Why are farmers threatening to resume protests?

To protest against the numerous inspection visits carried out by the State, in particular, farmers could quickly resume mobilizations across the country.

Why are farmers threatening to resume protests?

To protest against the numerous inspection visits carried out by the State, in particular, farmers could quickly resume mobilizations across the country.

Farmers' protest movements could resume.
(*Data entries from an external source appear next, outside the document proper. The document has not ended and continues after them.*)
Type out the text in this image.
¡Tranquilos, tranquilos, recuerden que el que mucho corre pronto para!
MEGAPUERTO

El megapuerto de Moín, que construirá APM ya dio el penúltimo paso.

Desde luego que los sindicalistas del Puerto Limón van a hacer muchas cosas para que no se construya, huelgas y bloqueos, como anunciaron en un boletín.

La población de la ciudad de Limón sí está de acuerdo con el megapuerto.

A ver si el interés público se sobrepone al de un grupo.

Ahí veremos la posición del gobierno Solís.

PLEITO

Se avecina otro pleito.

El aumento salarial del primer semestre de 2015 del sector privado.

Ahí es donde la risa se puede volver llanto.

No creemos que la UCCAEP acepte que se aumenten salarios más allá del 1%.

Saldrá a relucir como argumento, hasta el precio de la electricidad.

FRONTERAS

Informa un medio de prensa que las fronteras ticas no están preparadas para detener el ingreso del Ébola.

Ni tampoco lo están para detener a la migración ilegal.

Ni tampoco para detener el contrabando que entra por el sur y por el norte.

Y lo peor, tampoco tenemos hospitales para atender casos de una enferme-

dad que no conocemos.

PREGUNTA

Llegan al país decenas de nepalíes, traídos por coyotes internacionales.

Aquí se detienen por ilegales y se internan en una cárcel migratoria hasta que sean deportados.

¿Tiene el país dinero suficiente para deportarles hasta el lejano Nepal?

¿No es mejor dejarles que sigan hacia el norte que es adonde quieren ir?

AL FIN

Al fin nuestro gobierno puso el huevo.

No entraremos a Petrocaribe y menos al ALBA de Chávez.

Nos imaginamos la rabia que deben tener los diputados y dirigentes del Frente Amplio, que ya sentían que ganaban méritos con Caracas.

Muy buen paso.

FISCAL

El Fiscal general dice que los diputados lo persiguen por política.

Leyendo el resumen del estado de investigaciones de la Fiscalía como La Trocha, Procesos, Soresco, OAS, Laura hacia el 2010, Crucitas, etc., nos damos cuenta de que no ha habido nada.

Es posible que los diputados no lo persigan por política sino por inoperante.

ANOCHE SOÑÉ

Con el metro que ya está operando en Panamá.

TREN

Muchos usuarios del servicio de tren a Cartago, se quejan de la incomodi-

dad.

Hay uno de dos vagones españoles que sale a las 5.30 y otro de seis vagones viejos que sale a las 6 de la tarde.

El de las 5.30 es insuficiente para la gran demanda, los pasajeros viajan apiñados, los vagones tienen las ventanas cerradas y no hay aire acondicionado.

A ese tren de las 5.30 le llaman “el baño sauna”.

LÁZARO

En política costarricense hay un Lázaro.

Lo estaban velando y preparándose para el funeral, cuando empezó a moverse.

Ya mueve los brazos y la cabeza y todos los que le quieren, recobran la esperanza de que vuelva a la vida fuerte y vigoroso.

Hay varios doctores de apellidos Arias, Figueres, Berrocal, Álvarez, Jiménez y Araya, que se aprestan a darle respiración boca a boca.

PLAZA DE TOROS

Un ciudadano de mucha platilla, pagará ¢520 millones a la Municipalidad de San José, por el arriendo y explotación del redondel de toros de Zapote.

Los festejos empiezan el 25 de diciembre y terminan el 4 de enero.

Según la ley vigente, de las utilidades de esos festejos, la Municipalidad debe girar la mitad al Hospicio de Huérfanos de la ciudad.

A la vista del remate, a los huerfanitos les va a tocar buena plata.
Less than a week after the closing of the 60th edition of the Paris Agricultural Show, the anger of the agricultural world has not abated. “The State did not understand the call and the distress” regrets Jérôme Bayle, initiator and figure of the protest of the peasant world, this Friday March 8, 2024 at the microphone of BFMTV.

The operator based in Montesquieu-Volvestre (Haute-Garonne) particularly calls into question State controls on agricultural operations deemed “abusive”. The 42-year-old man believes that "French farmers (...) are surely more closely monitored than S files" and is considering implementing "other actions". Having become a media figure since his first steps on the Carbonne dam (Haute-Garonne) from the start of the protest, he did not hesitate to put pressure on the executive this Friday: "I think that the start of spring will be very complicated for the French government to manage.” “Perhaps French farmers will decide to no longer feed the French,” he continues.

While Prime Minister Gabriel Attal had announced the establishment of a single administrative control per year for each farm to simplify procedures, this is not enough for the country's farmers. Proof of the discontent, several farmers have drawn red lines around their farms as a sign of protest against the numerous controls carried out by the State. An action supported by Rural Coordination, the third union in the country, and particularly followed in Haute-Garonne and Haute-vienne.

“It is a symbol that we wanted to use again. It is addressed to the controllers and representatives of the structures” indicates Karine Duc, co-president of Rural Coordination 47 (Lot-et-Garonne) in the columns of La Dépêche du Noon. This device refers to the “red lines” set by Interior Minister Gérald Darmanin last January, calling for not to block the capital’s airports as well as the Rungis market.